# Old Disston saws: good users at good prices?



## Smile_n_Nod (Jan 20, 2011)

Which models of Disstons saws are generally viewed as good saws for using (as opposed to collecting) and also are available at reasonable prices?

For example, a No. 12 is supposed to be a great saw, but the ones that I've seen that are still usable are priced too high. On the other hand, No. 8s are available at (comparably) good prices, but I'm not sure whether they make good saws for everyday use.

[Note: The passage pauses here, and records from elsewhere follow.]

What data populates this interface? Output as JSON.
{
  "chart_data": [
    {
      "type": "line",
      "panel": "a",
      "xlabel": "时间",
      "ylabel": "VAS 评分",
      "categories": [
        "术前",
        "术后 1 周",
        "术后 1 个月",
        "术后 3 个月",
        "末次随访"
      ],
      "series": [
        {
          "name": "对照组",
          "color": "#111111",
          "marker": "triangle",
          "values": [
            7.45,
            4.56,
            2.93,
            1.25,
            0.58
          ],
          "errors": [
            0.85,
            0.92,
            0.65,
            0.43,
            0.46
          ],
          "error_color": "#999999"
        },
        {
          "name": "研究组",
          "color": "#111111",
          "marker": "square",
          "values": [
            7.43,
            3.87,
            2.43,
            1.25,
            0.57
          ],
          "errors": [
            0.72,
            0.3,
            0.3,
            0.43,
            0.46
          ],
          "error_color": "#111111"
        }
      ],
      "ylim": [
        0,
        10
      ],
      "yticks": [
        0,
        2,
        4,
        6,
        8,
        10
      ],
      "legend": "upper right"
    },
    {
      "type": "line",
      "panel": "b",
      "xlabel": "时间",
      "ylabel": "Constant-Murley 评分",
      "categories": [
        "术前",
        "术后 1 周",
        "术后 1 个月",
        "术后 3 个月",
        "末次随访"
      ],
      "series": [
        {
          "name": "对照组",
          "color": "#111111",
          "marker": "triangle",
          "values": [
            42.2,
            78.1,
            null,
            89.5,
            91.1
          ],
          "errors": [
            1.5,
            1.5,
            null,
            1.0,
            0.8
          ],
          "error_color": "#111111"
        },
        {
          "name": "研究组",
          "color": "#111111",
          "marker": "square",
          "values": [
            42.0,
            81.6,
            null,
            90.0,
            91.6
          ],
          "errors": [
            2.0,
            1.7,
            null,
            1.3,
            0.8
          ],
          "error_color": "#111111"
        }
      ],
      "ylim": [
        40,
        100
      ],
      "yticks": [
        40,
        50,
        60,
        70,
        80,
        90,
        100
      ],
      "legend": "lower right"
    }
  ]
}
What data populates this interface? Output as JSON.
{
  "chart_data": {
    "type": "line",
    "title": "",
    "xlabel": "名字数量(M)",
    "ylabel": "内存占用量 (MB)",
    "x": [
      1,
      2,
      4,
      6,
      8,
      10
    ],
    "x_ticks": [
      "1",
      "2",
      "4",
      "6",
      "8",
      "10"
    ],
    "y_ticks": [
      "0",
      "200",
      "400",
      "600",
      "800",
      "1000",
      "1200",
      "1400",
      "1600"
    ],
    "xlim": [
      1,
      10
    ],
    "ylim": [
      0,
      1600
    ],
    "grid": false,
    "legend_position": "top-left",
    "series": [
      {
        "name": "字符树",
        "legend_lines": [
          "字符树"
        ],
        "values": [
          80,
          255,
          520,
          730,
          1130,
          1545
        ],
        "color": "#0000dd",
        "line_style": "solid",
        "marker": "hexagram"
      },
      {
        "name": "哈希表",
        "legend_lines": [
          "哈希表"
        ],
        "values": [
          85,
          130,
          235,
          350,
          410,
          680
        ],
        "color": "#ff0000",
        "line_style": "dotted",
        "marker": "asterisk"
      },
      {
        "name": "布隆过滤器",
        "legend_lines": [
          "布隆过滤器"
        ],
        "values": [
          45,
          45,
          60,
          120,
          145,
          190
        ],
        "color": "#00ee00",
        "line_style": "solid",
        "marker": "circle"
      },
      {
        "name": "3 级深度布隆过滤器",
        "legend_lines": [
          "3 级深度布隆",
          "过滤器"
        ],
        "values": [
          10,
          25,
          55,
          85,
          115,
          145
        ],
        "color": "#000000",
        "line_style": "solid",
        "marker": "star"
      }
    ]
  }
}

Where's the sweet spot on Disston saws that are low cost and high quality?


----------



## Boomr99 (Jul 1, 2009)

Brett, I've restored and used dozens of Disston (and other makers) saws. You really can't go wrong with any Disston model, so don't be too concerned about which # it is. Rather, pay attention to how old the saw is, and it's condition. Go over to the Disstonian Institute and familiarize yourself with the features of a saw made prior to 1928, essentially with a Disston, it will have the number designator (say the 8 on a D8) inside of the D, rather than next to it with a hyphen. Why prior to 1928? Well power circular saws were invented in 1926, and they took a couple years to catch on, so after 1928, the quality of hand saws started to go down. Disston still made some decent saws until about WWii, but after that, they got really cheap and crappy. 
Pay attention to the condition of the saw, a solid handle, straight blade and good condition of teeth is far more important than what model it is. Some of the other makers of pre 1928 also made great saws. I am just finishing up a restoration on two saws made by George H Bishop, and they will make fantastic users, and they often sell for cheaper because people don't know that they are every bit as good as Disstons. The same can be said about Simmonds, and other makers but some of them tend to be more collectable (Harvey Peace, Richardson, and some British makers as well). 
So, I guess what I'm saying is, look for a great condition older saw, rather than a specific model. An older D23 will still be a better saw than a newer (post WWii) D12 or D16. But have a good look at that website and the different models, and you will get a real good idea of the differences in the models so that you can then choose from there what suits your needs. 
Ryan


----------



## Smile_n_Nod (Jan 20, 2011)

Thanks, Ryan; good stuff.


----------



## Boomr99 (Jul 1, 2009)

No problem at all. Feel free to PM me if you have any more questions.


----------



## donwilwol (May 16, 2011)

Brett, Matt Cianci has a article you may be interested in, http://thesawblog.com/?p=1004


----------